In the March 28, 2018 issue of this newsletter, we reported on the case of Mega Reporting Inc v Yukon (Government of) 2017 YKSC 69. As you may recall, that case involved a claim by an unsuccessful respondent to a government RFP for court reporting services. On November 16, 2017 the Yukon Supreme Court agreed with the Plaintiff, Mega Reporting Inc. (“Mega”), that the government had breached its obligations to conduct a fair and transparent procurement process, resulting in damages of over $335,000 payable to Mega. Click here to read the article we previously published on March 28th covering this case .
Aside from the implications of the common law surrounding the Contract A analysis, in this case both the Yukon Contracting and Procurement Regulation and the Contracting and Procurement Directive, incorporated by reference into the RFP, promised fairness and transparency in government procurement processes. Both the Regulation and the Directive were found to amount to legislative assurances of fairness.
At trial, one of the key arguments by the Yukon government hinged on an exclusion of liability clause in the RFP, which read, in part, as follows:
Except for a claim for costs of preparation of its Proposal or other costs awarded in a proceeding under the Bid Challenge Process… each proponent, by submitting a Proposal, irrevocably waives any claim, action, or proceeding against the Government of Yukon including… for damages, expenses or costs including costs of Proposal preparation, loss of profits, loss of opportunity or any consequential loss for any reason including: any actual or alleged unfairness on the part of the Government of Yukon at any stage of the Request for Proposal process.
Mega argued that allowing Yukon to privately contract out of the protections under the Regulations and Directive was inconsistent with the protection of the public interest in ensuring public procurement is transparent.
In analyzing the impact of this waiver, the trial judge applied the three-pronged test from Tercon Contractors Ltd v British Columbia (Transportation and Highways), 2010 SCC 4 (“Tercon”):
- Whether as a matter of interpretation the exclusion clause even applies to the circumstances based on the intention of the parties;
- Whether the clause was unconscionable at the time the contract was made; and
- Whether the Court should nevertheless refuse to enforce the valid clause because of the existence of an overriding public policy that outweighs the very strong public interest in the enforcement of contract, the proof of which lies on the party seeking to avoid enforcement.

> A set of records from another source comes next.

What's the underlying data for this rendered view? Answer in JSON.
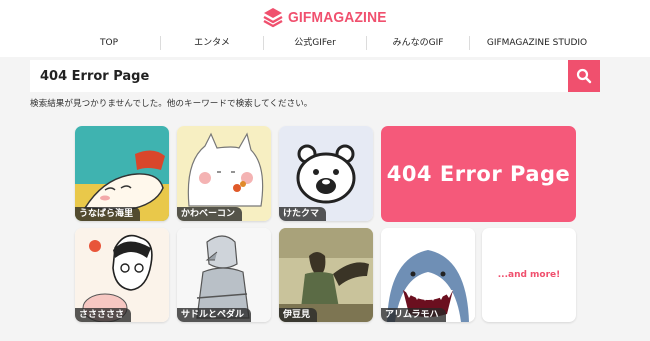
{
  "header": {
    "logo_text": "GIFMAGAZINE",
    "brand_color": "#f0506e"
  },
  "nav": {
    "items": [
      "TOP",
      "エンタメ",
      "公式GIFer",
      "みんなのGIF",
      "GIFMAGAZINE STUDIO"
    ]
  },
  "search": {
    "value": "404 Error Page",
    "button_icon": "search-icon"
  },
  "message": "検索結果が見つかりませんでした。他のキーワードで検索してください。",
  "cards": [
    {
      "label": "うなばら海里"
    },
    {
      "label": "かわベーコン"
    },
    {
      "label": "けたクマ"
    },
    {
      "label": "さささささ"
    },
    {
      "label": "サドルとペダル"
    },
    {
      "label": "伊豆見"
    },
    {
      "label": "アリムラモハ"
    }
  ],
  "big_card": {
    "text": "404 Error Page"
  },
  "more_card": {
    "text": "...and more!"
  }
}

The Yukon Supreme Court in the Mega case held that the text of the waiver in the RFP spoke ‘so directly’ to the principles in the Directive that it was intended to nullify the effect of that legislation. Therefore, giving effect to the waiver would allow Yukon to represent to the public that it engages in fair procurement without suffering any consequences for failing to do so. Based on this analysis, the trial judge held that it would be contrary to public policy to allow the waiver of liability clause in the RFP to bar Mega’s claim.
On June 16, 2018 the Yukon Court of Appeal overturned the trial judge decision. While acknowledging that the waiver clause in the Mega case was sufficiently clear and unambiguous, the Yukon Court of Appeal found that the government’s conduct was not egregious enough to interfere with the long-established principle of Freedom of Contract. Citing cases where waiver clauses have been struck down under this three-pronged test where there was conduct amounting to criminal negligence, fraud, or violation of human rights legislation, the Yukon Supreme Court noted that in the Mega case there was no evidence that Yukon knowingly acted in breach of its procurement principles or otherwise in bad faith towards Mega. The Court found Mega to be a sophisticated commercial party that elected to participate in the RFP despite its awareness of the clause.
Although upholding the trial judge’s finding that the clause was intended to exclude liability for breaches of the duties of fairness contained in the Directive, the Yukon Court of Appeal held that there was no ‘substantially incontestable’ public policy rationale that justified overriding a clear and specific exclusion clause. This illustrates the difficult balancing act faced by courts when deciding between certainty and business efficacy in upholding contractual exclusions, and requirements of procedural fairness and transparency of process – arguably also designed to facilitate certainty.
The appeal was allowed, the award of damages set aside, and the claim dismissed, with costs to Yukon.
So where does this leave us? The long-established principle of Freedom of Contract means that sophisticated commercial parties should be able to rely on the express terms of a contract freely entered into, without interference by the courts. From this line of cases it appears that our courts will allow public procurement professionals to expressly contract out of duties of fairness and transparency, as long as there is no conduct that would amount to an offense of public policy considerations. Where that line is drawn will vary depending on the facts of the particular case under consideration. Will RFP respondents become more discerning about the opportunities they respond to as a result of this case? Only time will tell.
Readers are cautioned not to rely upon this article as legal advice nor as an exhaustive discussion of the topic or case. For any particular legal problem, seek advice directly from your lawyer or in-house counsel. All dates, contact information and website addresses were current at the time of original publication.